$3 \mathrm{fl}$. oz. of a $90 \%$ alcohol solution was mixed with $6 \mathrm{fl}$. oz. of a $36 \%$ alcohol solution. Find the concentration of the new mixture.

Step 1 ：Let's denote the volume of the 90% alcohol solution as \(v1 = 3\) fl. oz., and the volume of the 36% alcohol solution as \(v2 = 6\) fl. oz.

Step 2 ：The concentration of the 90% alcohol solution is \(c1 = 0.9\), and the concentration of the 36% alcohol solution is \(c2 = 0.36\).

Step 3 ：The total amount of alcohol in the mixture can be found by adding the amount of alcohol in the 90% solution to the amount of alcohol in the 36% solution.
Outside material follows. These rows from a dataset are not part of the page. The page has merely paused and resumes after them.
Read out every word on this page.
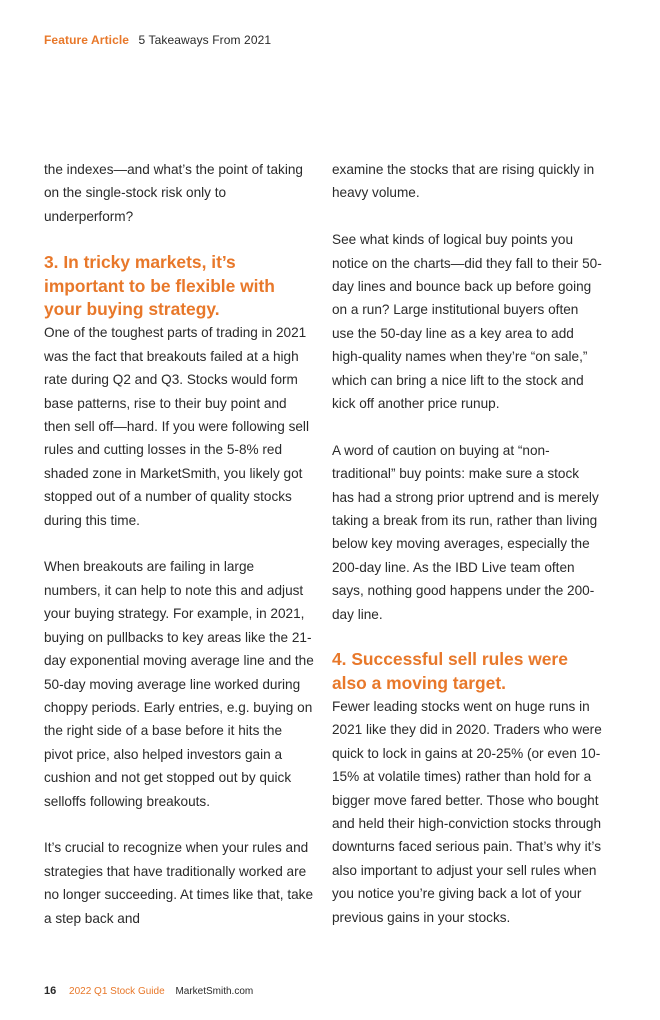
Feature Article 5 Takeaways From 2021

the indexes—and what’s the point of taking on the single-stock risk only to underperform?

3. In tricky markets, it’s important to be flexible with your buying strategy.

One of the toughest parts of trading in 2021 was the fact that breakouts failed at a high rate during Q2 and Q3. Stocks would form base patterns, rise to their buy point and then sell off—hard. If you were following sell rules and cutting losses in the 5-8% red shaded zone in MarketSmith, you likely got stopped out of a number of quality stocks during this time.

When breakouts are failing in large numbers, it can help to note this and adjust your buying strategy. For example, in 2021, buying on pullbacks to key areas like the 21-day exponential moving average line and the 50-day moving average line worked during choppy periods. Early entries, e.g. buying on the right side of a base before it hits the pivot price, also helped investors gain a cushion and not get stopped out by quick selloffs following breakouts.

It’s crucial to recognize when your rules and strategies that have traditionally worked are no longer succeeding. At times like that, take a step back and

examine the stocks that are rising quickly in heavy volume.

See what kinds of logical buy points you notice on the charts—did they fall to their 50-day lines and bounce back up before going on a run? Large institutional buyers often use the 50-day line as a key area to add high-quality names when they’re “on sale,” which can bring a nice lift to the stock and kick off another price runup.

A word of caution on buying at “non-traditional” buy points: make sure a stock has had a strong prior uptrend and is merely taking a break from its run, rather than living below key moving averages, especially the 200-day line. As the IBD Live team often says, nothing good happens under the 200-day line.

4. Successful sell rules were also a moving target.

Fewer leading stocks went on huge runs in 2021 like they did in 2020. Traders who were quick to lock in gains at 20-25% (or even 10-15% at volatile times) rather than hold for a bigger move fared better. Those who bought and held their high-conviction stocks through downturns faced serious pain. That’s why it’s also important to adjust your sell rules when you notice you’re giving back a lot of your previous gains in your stocks.

16 2022 Q1 Stock Guide MarketSmith.com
This gives us \(total\_alcohol = v1 \times c1 + v2 \times c2 = 4.86\) fl. oz.

Step 4 ：The total volume of the mixture is the sum of the volumes of the two solutions, which is \(total\_volume = v1 + v2 = 9\) fl. oz.

Step 5 ：The concentration of the new mixture can be found by dividing the total amount of alcohol by the total volume of the mixture. This gives us \(concentration = \frac{total\_alcohol}{total\_volume} = 0.54\).

Step 6 ：So, the concentration of the new mixture is \(\boxed{54\%}\).